"Le modèle Kiwi sur les médicaments chez nous rapporterait des millions"

"Le modèle Kiwi sur les médicaments chez nous rapporterait des millions"
"Le modèle Kiwi sur les médicaments chez nous rapporterait des millions" - © Tous droits réservés

C'est l'un des leitmotivs, voire l'une des obsessions du PTB, le Parti des Travailleurs belges, cela figure même dans son programme de base. Diviser par deux - au moins - le prix des médicaments, comme préconisé depuis des années par leur spécialiste de la question, Dirk Van Duppen, de la Médecine pour le Peuple, auteur de "La guerre des médicaments".

Et voilà qu'ils ont trouvé du grain à moudre dans les derniers chiffres de l'INAMI concernant le top-25 des médicaments remboursés qui ont été vendus en 2014 dans les pharmacies publiques. Ce top-25 représente, je cite, 35 % des dépenses nettes totales en médicaments ambulants de l’assurance santé obligatoire. Et selon les calculs du PTB, une application du modèle Kiwi sur des dépenses totales de 913,1 millions dans ce top-25, "on pourrait économiser 459,5 millions d'euros, dont 208 millions sur les seuls 8 médicaments du classement dont le brevet a expiré"... Le modèle Kiwi soit le choix du médicament le moins cher, moins cher à la vente et mieux remboursé par la sécurité sociale. Un modèle dont on parle depuis longtemps chez nous... mais jamais vraiment appliqué.

Kiwi mode d'emploi

Des années en effet que l'on en parle de ce modèle Kiwi, Kiwi (comme l'oiseau ou le fruit) car appliqué en Nouvelle-Zélande depuis 1993, mais aussi désormais aux Pays-Bas depuis 2008. Un modèle de fixation des prix des médicaments, par plusieurs mécanismes. Comme, en résumé, l'organisation par l’État d'un système d'appel d'offres général pour des médicaments parmi les entreprises pharmaceutiques en vue de promouvoir les médicaments certes les plus efficaces, mais aussi les moins chers.

Avec encouragement du recours aux médicaments génériques. Avec recherche de molécules comparables mais peut-être ayant perdu leur brevet.

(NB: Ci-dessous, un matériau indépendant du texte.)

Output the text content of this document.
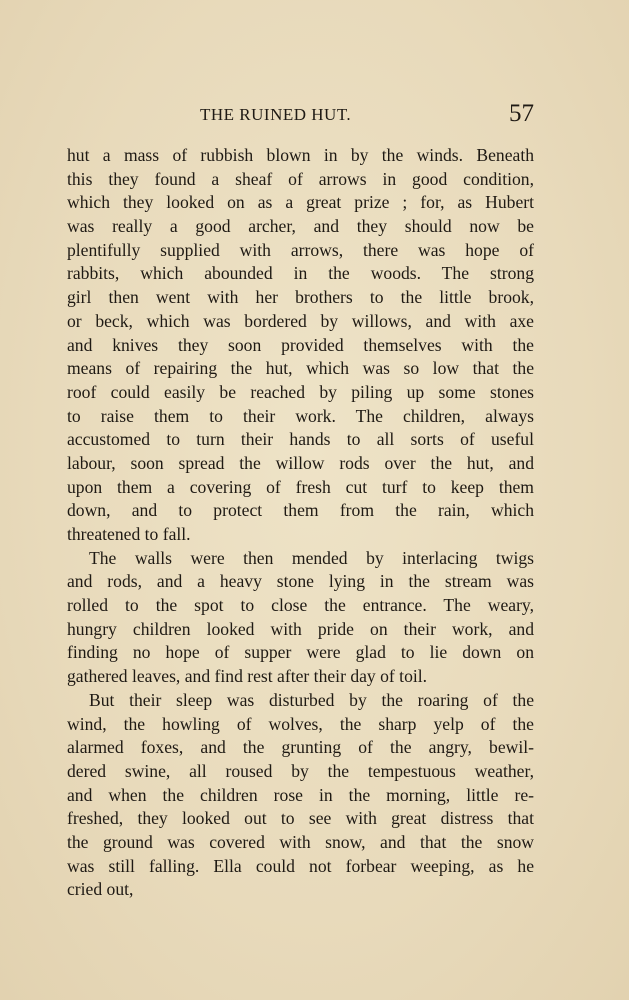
THE RUINED HUT.	57
hut a mass of rubbish blown in by the winds. Beneath
this they found a sheaf of arrows in good condition,
which they looked on as a great prize ; for, as Hubert
was really a good archer, and they should now be
plentifully supplied with arrows, there was hope of
rabbits, which abounded in the woods. The strong
girl then went with her brothers to the little brook,
or beck, which was bordered by willows, and with axe
and knives they soon provided themselves with the
means of repairing the hut, which was so low that the
roof could easily be reached by piling up some stones
to raise them to their work. The children, always
accustomed to turn their hands to all sorts of useful
labour, soon spread the willow rods over the hut, and
upon them a covering of fresh cut turf to keep them
down, and to protect them from the rain, which
threatened to fall.
The walls were then mended by interlacing twigs
and rods, and a heavy stone lying in the stream was
rolled to the spot to close the entrance. The weary,
hungry children looked with pride on their work, and
finding no hope of supper were glad to lie down on
gathered leaves, and find rest after their day of toil.
But their sleep was disturbed by the roaring of the
wind, the howling of wolves, the sharp yelp of the
alarmed foxes, and the grunting of the angry, bewil-
dered swine, all roused by the tempestuous weather,
and when the children rose in the morning, little re-
freshed, they looked out to see with great distress that
the ground was covered with snow, and that the snow
was still falling. Ella could not forbear weeping, as he
cried out,
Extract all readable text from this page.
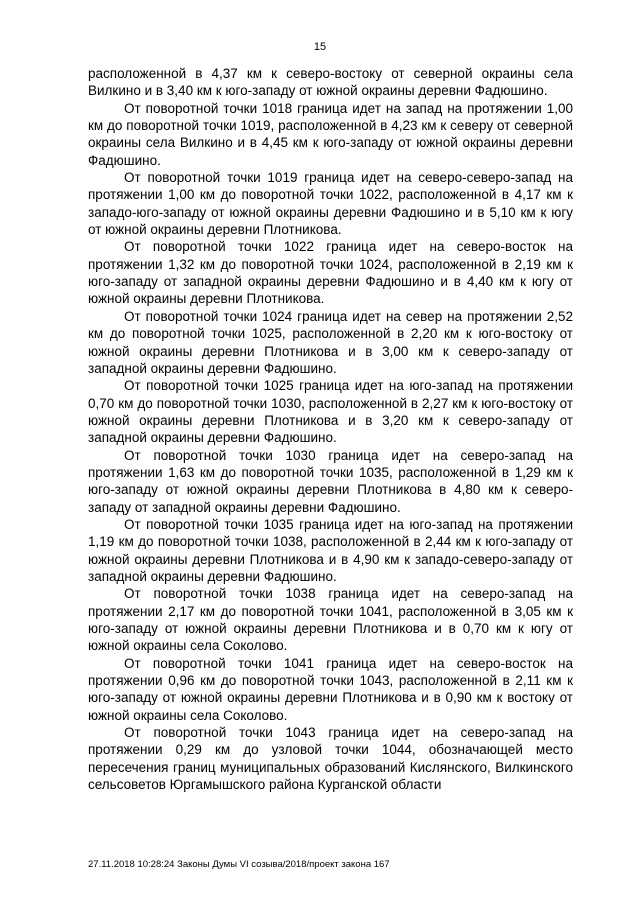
15

расположенной в 4,37 км к северо-востоку от северной окраины села Вилкино и в 3,40 км к юго-западу от южной окраины деревни Фадюшино.

От поворотной точки 1018 граница идет на запад на протяжении 1,00 км до поворотной точки 1019, расположенной в 4,23 км к северу от северной окраины села Вилкино и в 4,45 км к юго-западу от южной окраины деревни Фадюшино.

От поворотной точки 1019 граница идет на северо-северо-запад на протяжении 1,00 км до поворотной точки 1022, расположенной в 4,17 км к западо-юго-западу от южной окраины деревни Фадюшино и в 5,10 км к югу от южной окраины деревни Плотникова.

От поворотной точки 1022 граница идет на северо-восток на протяжении 1,32 км до поворотной точки 1024, расположенной в 2,19 км к юго-западу от западной окраины деревни Фадюшино и в 4,40 км к югу от южной окраины деревни Плотникова.

От поворотной точки 1024 граница идет на север на протяжении 2,52 км до поворотной точки 1025, расположенной в 2,20 км к юго-востоку от южной окраины деревни Плотникова и в 3,00 км к северо-западу от западной окраины деревни Фадюшино.

От поворотной точки 1025 граница идет на юго-запад на протяжении 0,70 км до поворотной точки 1030, расположенной в 2,27 км к юго-востоку от южной окраины деревни Плотникова и в 3,20 км к северо-западу от западной окраины деревни Фадюшино.

От поворотной точки 1030 граница идет на северо-запад на протяжении 1,63 км до поворотной точки 1035, расположенной в 1,29 км к юго-западу от южной окраины деревни Плотникова в 4,80 км к северо-западу от западной окраины деревни Фадюшино.

От поворотной точки 1035 граница идет на юго-запад на протяжении 1,19 км до поворотной точки 1038, расположенной в 2,44 км к юго-западу от южной окраины деревни Плотникова и в 4,90 км к западо-северо-западу от западной окраины деревни Фадюшино.

От поворотной точки 1038 граница идет на северо-запад на протяжении 2,17 км до поворотной точки 1041, расположенной в 3,05 км к юго-западу от южной окраины деревни Плотникова и в 0,70 км к югу от южной окраины села Соколово.

От поворотной точки 1041 граница идет на северо-восток на протяжении 0,96 км до поворотной точки 1043, расположенной в 2,11 км к юго-западу от южной окраины деревни Плотникова и в 0,90 км к востоку от южной окраины села Соколово.

От поворотной точки 1043 граница идет на северо-запад на протяжении 0,29 км до узловой точки 1044, обозначающей место пересечения границ муниципальных образований Кислянского, Вилкинского сельсоветов Юргамышского района Курганской области

27.11.2018 10:28:24 Законы Думы VI созыва/2018/проект закона 167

Avec surtout en bout de course un mode de remboursement plus grand pour les molécules les moins coûteuses. L'absence de remboursement des médicaments plus chers devant décourager les patients comme les médecins prescripteurs. Objectif : faire baisser le prix du médicament en renforçant la concurrence et aider Trésor public/Sécurité sociale et patients.

Recherche Kiwi belge désespérément

Voilà pour la théorie idéale. Sauf que ce système idéal est finalement bien difficile à mettre en place et notamment chez nous. Et là, on tire sur un fil et toute la bobine d'explications vient. D'abord que tous les médicaments ne sont pas interchangeables, qu'ils n'ont pas toujours les mêmes effets sur chaque patient donc certains remplacements de molécules sont impossibles ou à déconseiller.

Que les médecins prescripteurs voulaient largement être associés au processus. Que les firmes pharmaceutiques y voyaient parfois une entrave à développer de nouveaux médicaments qui seraient vus comme trop coûteux etc. Sur ce thème Kiwi, le lobby de l'industrie, grosse pourvoyeuse de main d’œuvre chez nous, a toujours été rude.

Sont passés les ministres de la Santé et/ou des Affaires sociales qui promettaient ce modèle Kiwi, notamment les PS Rudy Demotte en 2003, Laurette Onkelinx en 2012, promesse aussi notamment de cette dernière d'un mécanisme de comparaison des prix avec les pays voisins. Mais au final, ce n'est qu'une "version soft" du modèle Kiwi, ciblant seulement certains médicaments - de lutte contre le cholestérol ou  antidouleurs -, qui a été appliquée chez nous. Sans jamais jusqu'à présent se voir généralisé.

La ministre actuelle de la Santé, l'Open Vld Maggie de Block répète que ce modèle ne peut pas "fonctionner chez nous dans une économie ouverte. Difficile de lancer des négociations avec l'industrie à la seule échelle de la Belgique, il faudrait passer par des accords européens, sous peine de voir se développer un tourisme pharmaceutique et des accords conclus par les firmes pour contourner un mécanisme purement belgo-belge".

 Maggie de Block qui ne s'est pour l'heure lancée que dans des négociations Bénélux-firmes pharmaceutiques pour réduire les prix... de médicaments liés à des maladies orphelines et donc rares.